If you’ve been following world news of any description, you’ll have noticed an undercurrent gathering pace from Afghanistan. Coinciding with the US withdrawal, an emboldened Taliban, seemingly more powerful than ever, is sweeping across the country which, after taking six regional capitals in just four days, makes the Fall of Kabul an inevitability. You may ask the fair question of what this has to do with us, why an English writer for an English publication in the English language believes you should be mindful of events halfway around the world in some central Asian backwater. Unfortunately, our globalised world ensures that any event of magnitude anywhere in the world will eventually knock down a string of dominos which will land at our door.

And so, I’m not here to discuss the merits of Taliban rule in Afghanistan, or appeal to a sense of humanity over civilian casualties or the destabilisation of the world order. Instead, I care to alert the reader to the inevitability of any conflict: the flow of refugees.

The interesting fact about this case is that it’s dissimilar from Iraq or Syria, in the sense that it’s a more authentic civil war without the obvious hand of the CIA pulling the strings. This means, on the one hand, that the Afghans themselves are more invested in the situation and, therefore, the flow of refugees should be smaller. What it also means, however, is that the type of refugee will be very particular.

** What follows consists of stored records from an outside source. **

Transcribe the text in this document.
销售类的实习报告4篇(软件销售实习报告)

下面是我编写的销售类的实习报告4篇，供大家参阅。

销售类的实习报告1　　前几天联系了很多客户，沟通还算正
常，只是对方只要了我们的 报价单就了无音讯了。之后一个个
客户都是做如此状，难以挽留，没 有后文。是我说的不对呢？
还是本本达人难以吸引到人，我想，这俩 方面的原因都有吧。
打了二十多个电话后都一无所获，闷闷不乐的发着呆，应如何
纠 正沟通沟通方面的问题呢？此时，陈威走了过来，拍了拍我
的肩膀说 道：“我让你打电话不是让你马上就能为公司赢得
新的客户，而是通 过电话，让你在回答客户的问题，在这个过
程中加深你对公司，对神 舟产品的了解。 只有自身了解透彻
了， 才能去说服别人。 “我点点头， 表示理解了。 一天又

We’ve all seen, probably, the news reports from Sky, BBC, Al-Jazeera et al., that Afghans who worked for the US & NATO forces in Afghanistan are fearing for their lives while bearing witness to the rapid Taliban advance. But what does this really mean? On the surface, we might be kindly disposed to the translators and other assorted helpers who worked alongside Western personnel, including our own countrymen. Although, a more dispassionate reading of the situation is that these individuals are afraid because they’re traitors to their country. They aided an occupation force killing their own countrymen, which, by any definition, should be considered a treasonous act. And the Taliban do indeed consider it as such.

Who else is fearful of a Taliban advance, to the extent they may seek refuge abroad? Not feminists, or enlightened egalitarians, that’s for sure. Despite the assertions of the Western media, there really aren’t that many people in Afghanistan who give a fig about these Western intellectual gesticulations. And besides, the protection of girls’ education and other associated rights have been guaranteed by the Taliban. Whether that guarantee is to be trusted or not is another matter, but it’s neither here nor there.

Indeed, those who know their fate with certainty under the coming Islamic Emirate are deviants and paedophiles. The Afghan practise of Bacha Bāzī (lit. “boy play”) will be a primary target of the new regime, as it was in 1996 when the practise of dressing little boys as girls to make them dance and engage in sexual activities against their will was clamped down upon, hard. The Taliban have long declared it Un-Islamic, punishable by death under Sharia. And part of the Taliban’s popularity stems from a public perception that the group effects swift and harsh justice under Islamic Law, something totally absent from the corrupt state installed by the West in 2001.

So it appears that the West will welcome with open arms the traitors and paedophiles of Afghanistan, who rightly fear justice under the new regime. It is worth pointing such facts out to those who fetishise the refugee with a sort of Dickensian Noble Savage sentiment, and questioning whether or not we really want the dregs of a central Asian backwater ‘enriching’ our lives.

If there is no place for traitors and perverts in Afghanistan, what duty is it of ours to accommodate them here?